Janice Morse reports:
In an alleged “bathtub murder” case, why was the bathtub itself not listed on a search warrant?
That is one of the major points that Ryan Widmer’s appellate lawyer, Michele Berry, hammered home today during a hearing before the Ohio 12th District Court of Appeals here, arguing police had no right to take the bathtub, which is considered part of the home. She said that, for example, if a crime were committed in a mobile home, police shouldn’t therefore be allowed to seize the entire mobile home. That, she said, would be a violation of the Fourth Amendment to the U.S. Constitution, which protects citizens against unreasonable searches and seizures.
Police never should have removed the tub without a court order — and Widmer’s trial lawyers erred when they failed to file timely objections to admission of the tub, which ended up being a major piece of evidence against Widmer, Berry said.
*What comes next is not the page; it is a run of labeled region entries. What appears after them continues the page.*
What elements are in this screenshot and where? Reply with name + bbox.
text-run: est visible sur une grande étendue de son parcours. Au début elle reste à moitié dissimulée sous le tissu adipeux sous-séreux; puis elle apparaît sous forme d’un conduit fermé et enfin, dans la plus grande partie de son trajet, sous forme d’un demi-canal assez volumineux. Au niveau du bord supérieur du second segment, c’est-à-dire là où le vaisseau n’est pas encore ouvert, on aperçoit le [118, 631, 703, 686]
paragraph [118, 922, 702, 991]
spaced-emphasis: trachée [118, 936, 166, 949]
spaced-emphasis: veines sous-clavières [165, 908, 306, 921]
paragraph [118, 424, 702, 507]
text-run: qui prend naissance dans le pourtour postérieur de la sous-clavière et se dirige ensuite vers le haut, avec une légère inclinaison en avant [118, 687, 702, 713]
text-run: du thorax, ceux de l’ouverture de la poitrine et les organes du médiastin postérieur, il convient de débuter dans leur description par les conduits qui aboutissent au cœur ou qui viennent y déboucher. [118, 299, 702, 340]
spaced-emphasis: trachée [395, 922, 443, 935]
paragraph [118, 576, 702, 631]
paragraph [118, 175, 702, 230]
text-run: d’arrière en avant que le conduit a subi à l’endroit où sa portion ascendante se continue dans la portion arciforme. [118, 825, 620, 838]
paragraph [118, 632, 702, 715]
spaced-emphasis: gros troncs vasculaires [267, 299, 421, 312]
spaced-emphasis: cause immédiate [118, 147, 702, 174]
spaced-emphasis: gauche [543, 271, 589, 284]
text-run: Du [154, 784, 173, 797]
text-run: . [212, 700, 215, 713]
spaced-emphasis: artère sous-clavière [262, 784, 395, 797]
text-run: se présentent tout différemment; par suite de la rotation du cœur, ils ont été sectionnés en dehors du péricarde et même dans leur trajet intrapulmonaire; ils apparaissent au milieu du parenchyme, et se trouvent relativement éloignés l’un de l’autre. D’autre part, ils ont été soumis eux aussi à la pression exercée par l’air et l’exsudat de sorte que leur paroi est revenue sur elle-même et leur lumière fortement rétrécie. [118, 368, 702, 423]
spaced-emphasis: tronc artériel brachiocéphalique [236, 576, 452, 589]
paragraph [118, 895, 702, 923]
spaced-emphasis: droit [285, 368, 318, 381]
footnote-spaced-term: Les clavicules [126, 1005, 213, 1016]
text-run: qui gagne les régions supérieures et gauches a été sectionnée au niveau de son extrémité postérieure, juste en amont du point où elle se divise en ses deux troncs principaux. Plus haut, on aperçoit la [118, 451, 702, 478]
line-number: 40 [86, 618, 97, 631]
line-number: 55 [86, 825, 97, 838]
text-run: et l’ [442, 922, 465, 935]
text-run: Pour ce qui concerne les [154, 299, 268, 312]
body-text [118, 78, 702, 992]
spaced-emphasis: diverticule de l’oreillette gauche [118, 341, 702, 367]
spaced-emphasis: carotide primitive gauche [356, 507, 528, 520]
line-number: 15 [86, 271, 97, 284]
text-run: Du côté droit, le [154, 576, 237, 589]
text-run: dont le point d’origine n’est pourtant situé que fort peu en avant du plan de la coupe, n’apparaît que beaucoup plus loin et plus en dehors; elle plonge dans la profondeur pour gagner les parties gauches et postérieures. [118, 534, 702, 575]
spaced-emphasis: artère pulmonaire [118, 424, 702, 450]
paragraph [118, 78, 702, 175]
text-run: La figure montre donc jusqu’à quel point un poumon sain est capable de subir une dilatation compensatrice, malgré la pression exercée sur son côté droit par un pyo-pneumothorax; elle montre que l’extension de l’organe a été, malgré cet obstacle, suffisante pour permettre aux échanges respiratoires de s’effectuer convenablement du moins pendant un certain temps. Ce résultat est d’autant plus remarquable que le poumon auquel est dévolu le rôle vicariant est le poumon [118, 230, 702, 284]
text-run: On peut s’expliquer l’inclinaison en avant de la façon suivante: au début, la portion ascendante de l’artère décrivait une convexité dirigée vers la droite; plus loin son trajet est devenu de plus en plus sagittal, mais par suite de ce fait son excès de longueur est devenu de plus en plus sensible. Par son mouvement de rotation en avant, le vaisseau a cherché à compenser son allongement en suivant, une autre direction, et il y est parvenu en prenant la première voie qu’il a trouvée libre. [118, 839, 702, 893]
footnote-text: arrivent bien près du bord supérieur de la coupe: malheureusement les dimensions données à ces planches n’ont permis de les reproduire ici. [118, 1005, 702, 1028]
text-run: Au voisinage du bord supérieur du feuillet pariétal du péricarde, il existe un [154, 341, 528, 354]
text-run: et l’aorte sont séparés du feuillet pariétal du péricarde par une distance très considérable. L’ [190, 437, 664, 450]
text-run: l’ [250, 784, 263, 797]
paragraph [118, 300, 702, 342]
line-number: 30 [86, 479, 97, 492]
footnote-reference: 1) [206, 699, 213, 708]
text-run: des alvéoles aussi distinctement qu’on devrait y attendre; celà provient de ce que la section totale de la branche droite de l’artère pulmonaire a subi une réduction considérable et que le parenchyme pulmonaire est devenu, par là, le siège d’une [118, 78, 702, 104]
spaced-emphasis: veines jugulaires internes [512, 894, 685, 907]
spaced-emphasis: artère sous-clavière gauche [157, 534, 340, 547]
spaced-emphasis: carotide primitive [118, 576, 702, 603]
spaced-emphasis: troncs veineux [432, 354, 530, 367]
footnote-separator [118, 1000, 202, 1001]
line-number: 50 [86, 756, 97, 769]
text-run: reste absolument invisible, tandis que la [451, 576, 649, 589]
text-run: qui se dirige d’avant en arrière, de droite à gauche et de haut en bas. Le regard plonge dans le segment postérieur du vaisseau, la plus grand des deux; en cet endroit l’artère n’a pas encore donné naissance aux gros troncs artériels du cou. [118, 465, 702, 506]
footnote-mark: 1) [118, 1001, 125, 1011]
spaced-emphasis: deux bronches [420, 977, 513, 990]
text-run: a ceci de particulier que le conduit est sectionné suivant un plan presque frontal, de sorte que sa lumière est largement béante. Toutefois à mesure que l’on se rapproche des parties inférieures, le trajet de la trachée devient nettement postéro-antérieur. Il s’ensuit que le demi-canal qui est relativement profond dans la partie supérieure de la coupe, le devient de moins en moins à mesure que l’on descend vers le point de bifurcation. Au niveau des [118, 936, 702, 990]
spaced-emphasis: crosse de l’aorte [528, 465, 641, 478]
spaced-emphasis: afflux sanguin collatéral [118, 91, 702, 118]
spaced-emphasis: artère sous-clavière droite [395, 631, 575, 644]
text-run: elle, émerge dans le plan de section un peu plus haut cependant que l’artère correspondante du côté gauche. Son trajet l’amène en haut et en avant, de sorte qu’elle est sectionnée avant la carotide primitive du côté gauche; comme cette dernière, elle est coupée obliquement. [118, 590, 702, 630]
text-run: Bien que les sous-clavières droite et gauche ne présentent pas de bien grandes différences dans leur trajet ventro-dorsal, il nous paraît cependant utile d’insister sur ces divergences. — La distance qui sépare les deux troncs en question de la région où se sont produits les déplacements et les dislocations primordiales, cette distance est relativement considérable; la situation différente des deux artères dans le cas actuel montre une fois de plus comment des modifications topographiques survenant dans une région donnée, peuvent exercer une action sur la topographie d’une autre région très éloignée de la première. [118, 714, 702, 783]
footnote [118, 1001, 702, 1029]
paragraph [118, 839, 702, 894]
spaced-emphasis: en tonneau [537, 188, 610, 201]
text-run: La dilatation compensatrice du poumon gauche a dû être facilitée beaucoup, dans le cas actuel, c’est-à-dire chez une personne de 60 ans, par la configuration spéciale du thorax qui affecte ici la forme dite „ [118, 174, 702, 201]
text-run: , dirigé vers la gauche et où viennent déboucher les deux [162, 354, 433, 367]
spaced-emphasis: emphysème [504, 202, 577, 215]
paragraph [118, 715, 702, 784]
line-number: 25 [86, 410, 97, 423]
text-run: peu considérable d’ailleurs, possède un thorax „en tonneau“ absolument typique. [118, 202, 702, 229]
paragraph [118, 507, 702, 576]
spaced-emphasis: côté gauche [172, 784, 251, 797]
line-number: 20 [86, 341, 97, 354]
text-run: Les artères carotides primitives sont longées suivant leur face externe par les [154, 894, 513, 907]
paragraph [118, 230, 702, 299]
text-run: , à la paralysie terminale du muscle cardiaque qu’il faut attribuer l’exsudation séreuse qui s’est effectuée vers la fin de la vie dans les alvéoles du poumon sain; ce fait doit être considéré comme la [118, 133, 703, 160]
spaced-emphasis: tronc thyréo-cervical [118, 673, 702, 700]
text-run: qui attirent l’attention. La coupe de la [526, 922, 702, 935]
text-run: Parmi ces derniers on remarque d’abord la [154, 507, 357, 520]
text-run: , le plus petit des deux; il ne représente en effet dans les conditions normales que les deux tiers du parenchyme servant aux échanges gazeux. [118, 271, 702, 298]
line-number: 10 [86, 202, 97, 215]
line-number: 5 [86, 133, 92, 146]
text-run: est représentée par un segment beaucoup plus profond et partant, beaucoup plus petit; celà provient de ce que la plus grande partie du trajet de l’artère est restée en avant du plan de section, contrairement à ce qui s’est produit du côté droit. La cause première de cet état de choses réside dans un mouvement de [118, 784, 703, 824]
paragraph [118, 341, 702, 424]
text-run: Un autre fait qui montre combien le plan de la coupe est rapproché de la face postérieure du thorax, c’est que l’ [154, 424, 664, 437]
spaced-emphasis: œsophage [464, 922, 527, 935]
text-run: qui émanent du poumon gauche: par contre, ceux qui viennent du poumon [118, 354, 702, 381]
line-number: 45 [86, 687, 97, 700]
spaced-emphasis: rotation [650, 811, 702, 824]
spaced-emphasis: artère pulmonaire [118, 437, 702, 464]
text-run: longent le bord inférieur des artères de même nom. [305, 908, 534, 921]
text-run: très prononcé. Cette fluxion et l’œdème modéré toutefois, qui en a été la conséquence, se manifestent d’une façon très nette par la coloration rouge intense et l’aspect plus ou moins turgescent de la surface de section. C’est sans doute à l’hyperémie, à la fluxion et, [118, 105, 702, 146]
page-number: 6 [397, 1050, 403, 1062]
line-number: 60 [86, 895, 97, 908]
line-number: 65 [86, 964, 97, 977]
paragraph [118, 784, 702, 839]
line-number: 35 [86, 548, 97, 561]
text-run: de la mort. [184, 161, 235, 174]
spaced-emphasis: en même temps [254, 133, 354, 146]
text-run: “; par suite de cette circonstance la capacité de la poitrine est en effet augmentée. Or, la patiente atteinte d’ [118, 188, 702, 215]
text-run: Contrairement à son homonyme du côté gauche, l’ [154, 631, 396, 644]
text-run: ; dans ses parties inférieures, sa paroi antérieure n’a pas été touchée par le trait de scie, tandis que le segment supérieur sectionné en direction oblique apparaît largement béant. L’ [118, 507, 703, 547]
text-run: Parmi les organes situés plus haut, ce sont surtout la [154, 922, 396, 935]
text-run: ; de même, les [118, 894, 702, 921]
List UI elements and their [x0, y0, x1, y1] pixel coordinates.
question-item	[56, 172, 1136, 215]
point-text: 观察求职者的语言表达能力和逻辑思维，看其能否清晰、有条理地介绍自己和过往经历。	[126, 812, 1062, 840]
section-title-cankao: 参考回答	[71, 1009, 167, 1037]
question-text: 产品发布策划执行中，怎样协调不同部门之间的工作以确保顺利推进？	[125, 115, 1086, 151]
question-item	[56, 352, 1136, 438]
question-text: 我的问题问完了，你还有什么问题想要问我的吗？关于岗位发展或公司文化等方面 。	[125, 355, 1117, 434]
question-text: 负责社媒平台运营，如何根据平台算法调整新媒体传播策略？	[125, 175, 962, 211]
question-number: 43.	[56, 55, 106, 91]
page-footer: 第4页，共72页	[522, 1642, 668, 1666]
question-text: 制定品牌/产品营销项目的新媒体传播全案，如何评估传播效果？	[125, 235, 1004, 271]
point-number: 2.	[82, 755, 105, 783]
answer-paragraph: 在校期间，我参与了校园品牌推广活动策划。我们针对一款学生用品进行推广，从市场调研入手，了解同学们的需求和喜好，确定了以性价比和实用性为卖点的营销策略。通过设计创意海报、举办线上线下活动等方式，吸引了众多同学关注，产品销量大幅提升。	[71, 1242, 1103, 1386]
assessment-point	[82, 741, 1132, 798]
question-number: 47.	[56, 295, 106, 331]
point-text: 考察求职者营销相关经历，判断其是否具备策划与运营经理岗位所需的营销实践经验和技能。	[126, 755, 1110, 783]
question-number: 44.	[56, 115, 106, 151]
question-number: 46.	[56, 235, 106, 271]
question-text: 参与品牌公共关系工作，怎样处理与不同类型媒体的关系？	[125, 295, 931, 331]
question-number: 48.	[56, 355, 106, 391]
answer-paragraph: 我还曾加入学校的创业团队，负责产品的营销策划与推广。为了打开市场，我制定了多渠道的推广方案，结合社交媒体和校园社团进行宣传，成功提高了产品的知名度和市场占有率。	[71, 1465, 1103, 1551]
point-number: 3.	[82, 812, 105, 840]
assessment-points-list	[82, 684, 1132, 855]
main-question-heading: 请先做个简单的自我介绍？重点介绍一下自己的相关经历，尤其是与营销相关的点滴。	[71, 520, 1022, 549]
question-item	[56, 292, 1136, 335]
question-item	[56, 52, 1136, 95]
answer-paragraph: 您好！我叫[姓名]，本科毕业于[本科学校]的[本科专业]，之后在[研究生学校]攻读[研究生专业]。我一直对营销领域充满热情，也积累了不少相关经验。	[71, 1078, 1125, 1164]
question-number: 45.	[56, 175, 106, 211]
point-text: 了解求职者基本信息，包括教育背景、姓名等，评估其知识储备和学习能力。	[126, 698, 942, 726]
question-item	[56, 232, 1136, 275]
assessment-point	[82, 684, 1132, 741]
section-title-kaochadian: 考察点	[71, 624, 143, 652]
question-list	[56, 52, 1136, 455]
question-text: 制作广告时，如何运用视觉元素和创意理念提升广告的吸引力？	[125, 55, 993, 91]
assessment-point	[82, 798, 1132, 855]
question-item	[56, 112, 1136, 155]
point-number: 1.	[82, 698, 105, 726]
Assistant Prosecutor Michael Greer argued: “The police officers do not know, cannot list every possible source of fingerprints.” That’s why the search warrant didn’t list the bathtub, he said, although the search warrant did say they were looking for fingerprints.
The presiding judge, Robert Hendrickson, noted: “The search warrant didn’t list one or a couple items. There were multiple items,” yet the bathtub itself was omitted.
Widmer, 31, who is serving 15 years to life in the 2008 bathtub drowning of his wife, protests that he was wrongfully convicted of murder last year. None of his fingerprints were found on the tub, but prosecutors argued that was evidence that the tub had been wiped clean after the drowning of his wife, Sarah, 24. And prosecutors argued that, based on a criminalist’s testimony about unidentified “streaks” and a “forearm mark” — were evidence of a violent struggle. Such evidence lacks a scientific foundation, Berry argued, and that testimony should have been barred from the trial.
About a dozen supporters showed up wearing white to symbolize they believe Widmer is innocent. On the other side of the room sat John Arnold, a Warren County assistant prosecutor who presented evidence against Widmer during all three of his trials.
Greer and Berry each were allotted only 15 minutes of argument time before the three-judge panel today, but both lawyers ended up spending most of that time answering detailed inquiries from the judges.
Gary Widmer, Ryan’s father, said he was impressed that the judges clearly showed they had a detailed knowledge of the case. “That makes me happy,” he said. He also said he’s confident that one day his son will be released and returned home – but Widmer and his supporters are frustrated that the justice system seems to work so slowly.
Widmer has been in prison since being convicted on Feb. 15, 2011, and has two appeals pending with the court.
Today’s hearing marked the first of those appeals.
The judges gave no time estimate on how long it might take for them to render a decision, but most rulings are made several weeks or even several months after oral arguments – and those happen only in select cases. In many cases, the appeals judges make their decisions solely on review of written documents.
The judges are tasked with deciding whether authorities or Widmer’s lawyers made any crucial mistakes that would warrant a reversal of his conviction.
The Enquirer will update this story.